Hanya saja, peristiwa terbunuhnya kedua pasangan yang sering cek cok ini diduga karena masalah uang. Sebelum pindah ke rumah kontrakan di Jalan Kamboja, Pong Tengah, Brigadir Harmoko beserta istrinya sempat tinggal di asrama polisi. Namun karena keduanya sering cek cok, akhirnya pada Sabtu 26 Januari 2008 lalu mereka memutuskan pindah.
Bahkan, seusai pindah ke rumah kontrakan, kedua korban sempat memperbarui nikah pada Senin 28 Januari 2008. Namun sayang, mereka tetap saja masih cek cok hingga akhirnya keduanya ditemukan tewas di dalam kamar dengan luka tembak.
Dari informasi yang diperoleh detiksurabaya.com, Yunita Kusumayanti istri Brigadir Harmoko adalah putri seorang anggota polisi yang dinas di Bina Mitra Reskrim Polsek Sampang.

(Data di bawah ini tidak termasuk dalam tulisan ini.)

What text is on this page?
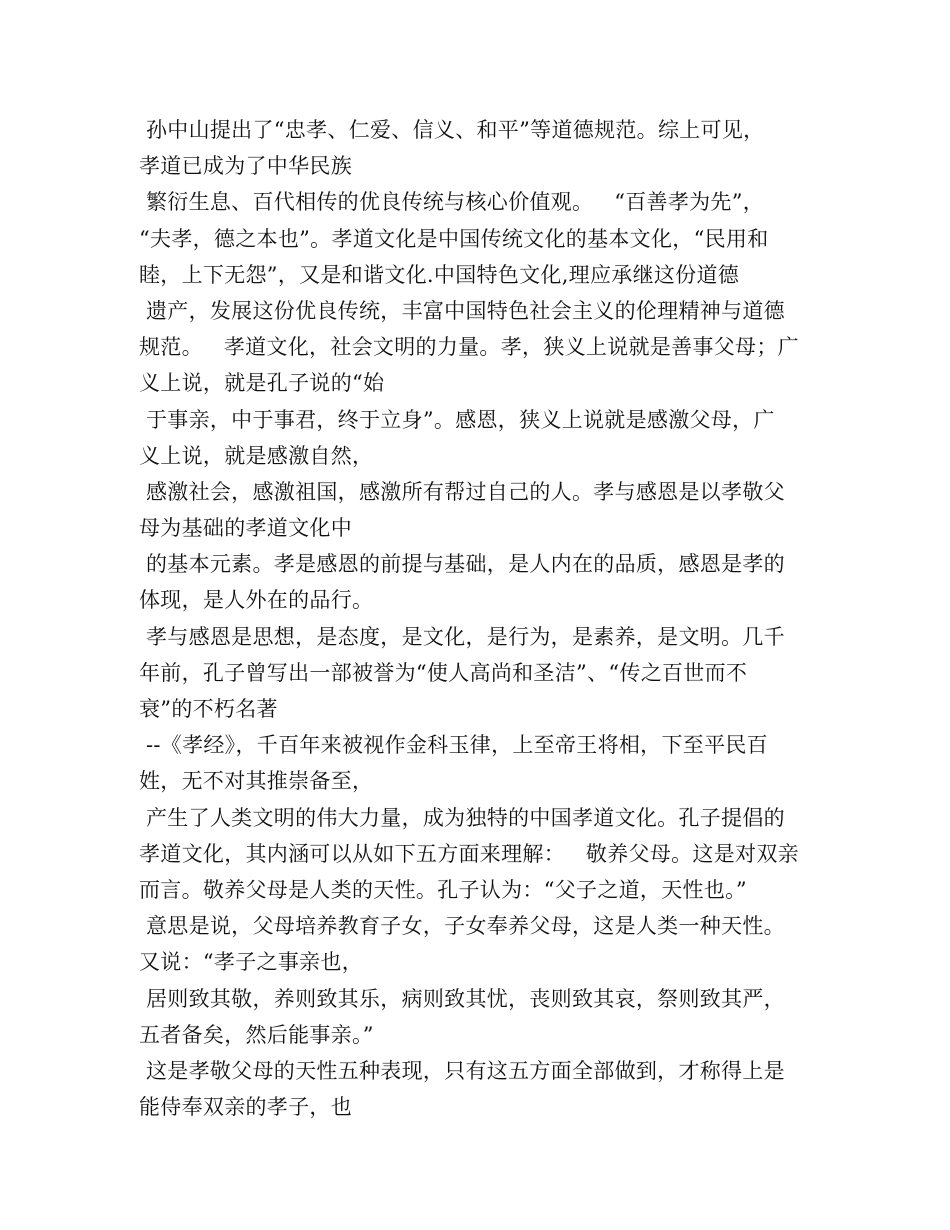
孙中山提出了“忠孝、仁爱、信义、和平”等道德规范。综上可见，
孝道已成为了中华民族
繁衍生息、百代相传的优良传统与核心价值观。   “百善孝为先”，
“夫孝，德之本也”。孝道文化是中国传统文化的基本文化，“民用和
睦，上下无怨”，又是和谐文化.中国特色文化,理应承继这份道德
遗产，发展这份优良传统，丰富中国特色社会主义的伦理精神与道德
规范。   孝道文化，社会文明的力量。孝，狭义上说就是善事父母；广
义上说，就是孔子说的“始
于事亲，中于事君，终于立身”。感恩，狭义上说就是感激父母，广
义上说，就是感激自然，
感激社会，感激祖国，感激所有帮过自己的人。孝与感恩是以孝敬父
母为基础的孝道文化中
的基本元素。孝是感恩的前提与基础，是人内在的品质，感恩是孝的
体现，是人外在的品行。
孝与感恩是思想，是态度，是文化，是行为，是素养，是文明。几千
年前，孔子曾写出一部被誉为“使人高尚和圣洁”、“传之百世而不
衰”的不朽名著
--《孝经》，千百年来被视作金科玉律，上至帝王将相，下至平民百
姓，无不对其推崇备至，
产生了人类文明的伟大力量，成为独特的中国孝道文化。孔子提倡的
孝道文化，其内涵可以从如下五方面来理解：   敬养父母。这是对双亲
而言。敬养父母是人类的天性。孔子认为：“父子之道，天性也。”
意思是说，父母培养教育子女，子女奉养父母，这是人类一种天性。
又说：“孝子之事亲也，
居则致其敬，养则致其乐，病则致其忧，丧则致其哀，祭则致其严，
五者备矣，然后能事亲。”
这是孝敬父母的天性五种表现，只有这五方面全部做到，才称得上是
能侍奉双亲的孝子，也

“Sampai saat ini motif masih dalam pengembangan dan penyelidikan,” ujar Kabid Humas Polda Jatim Kombes Pol Puji Astuti saat ditemui detiksurabaya.com di ruangnya, Rabu (30/1/2008).
Dari hasil olah TKP yang dilakukan Polres Sampang, Brigadir Harmoko dan istrinya Yunita Kusumayanti diperkirakan tewas sekitar pukul 06.30 WIB.